Ghost Hunting, è palestinese il miglior documentario del festival di Berlino

Il regista Raed Andoni ricrea in un capannone di Ramallah il carcere israeliano dove fu prigioniero. Coinvolti nel progetto altri ex detenuti

Il miglior documentario del festival di Berlino 2017, relativo alla sezione Panorama, è Ghost Hunting del regista palestinese Raed Andoni. Tratta di un argomento forte, di quelli che rimarranno per sempre impressi nella mente e nel corpo di è stato costretto a subirli, anche a distanza di decenni: la detenzione, nel centro d'interrograzione di Moskobiya a Gerusalemme, di prigionieri palestinesi da parte dell'esercito israeliano. Tale esperienza è resa ancora più diretta in quanto il film fa rivivere la crudeltà dei trattamenti alle stesse persone che li subirono. L'idea di Andoni è, da una parte, semplice, e dall'altra rischiosa. Tanto nei termini della tensione emotiva che si manifesta in quei reduci quanto nel modo artistico individuato per rappresentare i fatti.

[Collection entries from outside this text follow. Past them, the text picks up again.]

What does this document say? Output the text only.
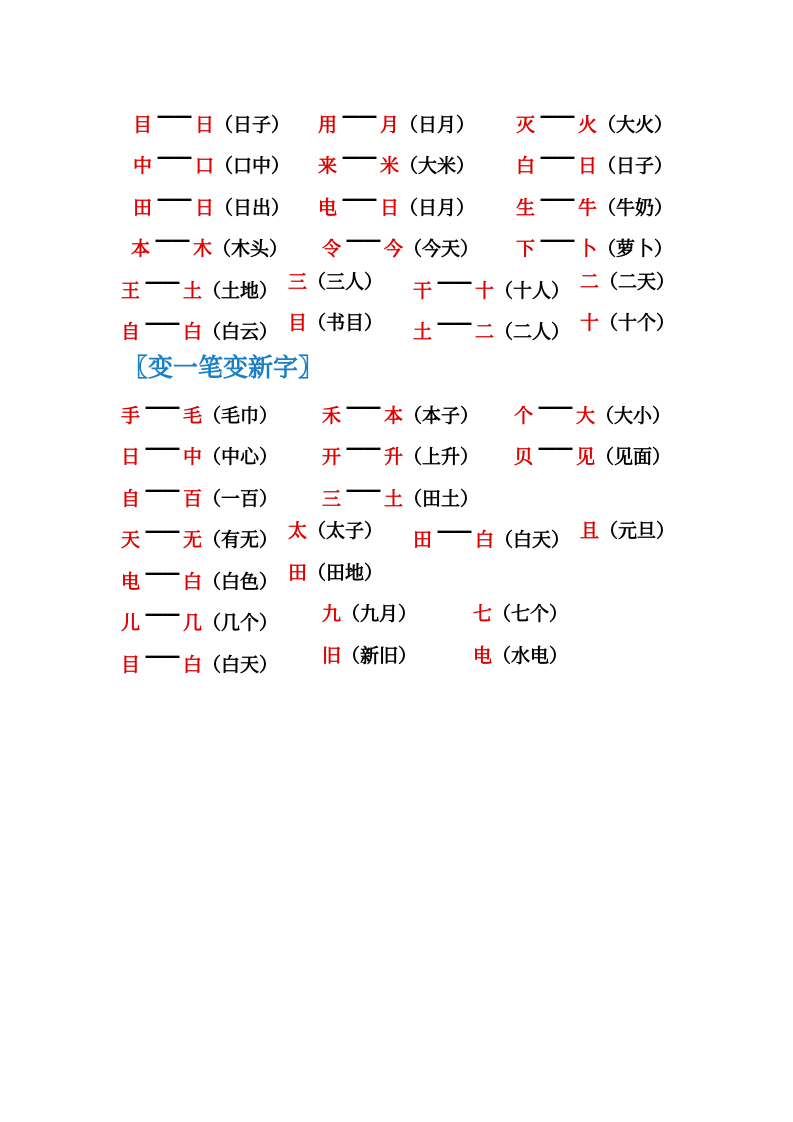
〖变一笔变新字〗
目 —— 日（日子） 用 —— 月（日月） 灭 —— 火（大火）
中 —— 口（口中） 来 —— 米（大米） 白 —— 日（日子）
田 —— 日（日出） 电 —— 日（日月） 生 —— 牛（牛奶）
本 —— 木（木头） 令 —— 今（今天） 下 —— 卜（萝卜）
王 —— 土（土地） 三（三人） 干 —— 十（十人） 二（二天）
自 —— 白（白云） 目（书目） 土 —— 二（二人） 十（十个）
手 —— 毛（毛巾） 禾 —— 本（本子） 个 —— 大（大小）
日 —— 中（中心） 开 —— 升（上升） 贝 —— 见（见面）
自 —— 百（一百） 三 —— 土（田土）
天 —— 无（有无） 太（太子） 田 —— 白（白天） 且（元旦）
电 —— 白（白色） 田（田地）
儿 —— 几（几个） 九（九月）	七（七个）
目 —— 白（白天） 旧（新旧）	电（水电）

Deciso a fare un film per non dimenticare quella pagina di storia, egli stesso prigioniero a Moskobiya, Raed Andoni (palestinese nato a Amman in Giordania nel 1967) mette un annuncio su un giornale di Ramallah per cercare ex detenuti in quel carcere. Ma non solo. Chi risponderà all'annuncio dovrà avere anche esperienze come artigiano, architetto o attore. Perché Andoni ha deciso di allestire, in un capannone della città palestinese, un set per ricreare, in miniatura, gli ambienti della prigione: celle, stanze per gli interrogatori e le torture, corridoi. Andoni fa un casting, sceglie i ruoli che gli ex carcerati dovranno interpretare e le mansioni da dare a chi dovrà manualmente dedicarsi alla ri-costruzione di Moskobiya. Vuole farne un film, che è già quello che lo spettatore sta vedendo. Ricorre all'animazione nel disegnare se stesso giovane uomo incappucciato, condotto, legato, isolato tra quelle pareti. Quando la rappresentazione-seduta psicanalitica ha termine, la saracinesca del capannone si riapre, il regista esce, al suo fianco riappare la sua figura animata, ombra che lo segue come un fantasma anche ora che è libero. Nel mezzo, dopo l'arrivo e prima della partenza, il confine tra realtà e finzione è stato più volte superato. In certe scene la vera frustrazione, il ricordo delle violenze, ha preso il sopravvento in chi stava rimettendo in campo il passato recitandolo. Talvolta, il regista ha imposto la sua visione autoritaria alla quale gli ex detenuti-interpreti si sono ribellati. Il capannone-prigione si è trasformato in un gioco di specchi, in un labirinto del dolore nel quale incamminarsi e ri-guardarsi e, al tempo stesso, in un luogo in cui i personaggi hanno portato schegge delle loro storie personali vissute nel presente. Ghost Hunting contiene tali conflittualità e l'ambizione di essere un atto di denuncia e una riflessione pratica e teorica sulla realizzazione di un progetto.

Dopo Berlino, Ghost Hunting sarà in concorso a Cinéma du réel di Parigi, uno dei più importanti festival dedicati al documentario nella sua più vasta declinazione, come ben suggerisce il titolo della manifestazione in programma dal 24 marzo al 2 aprile 2017.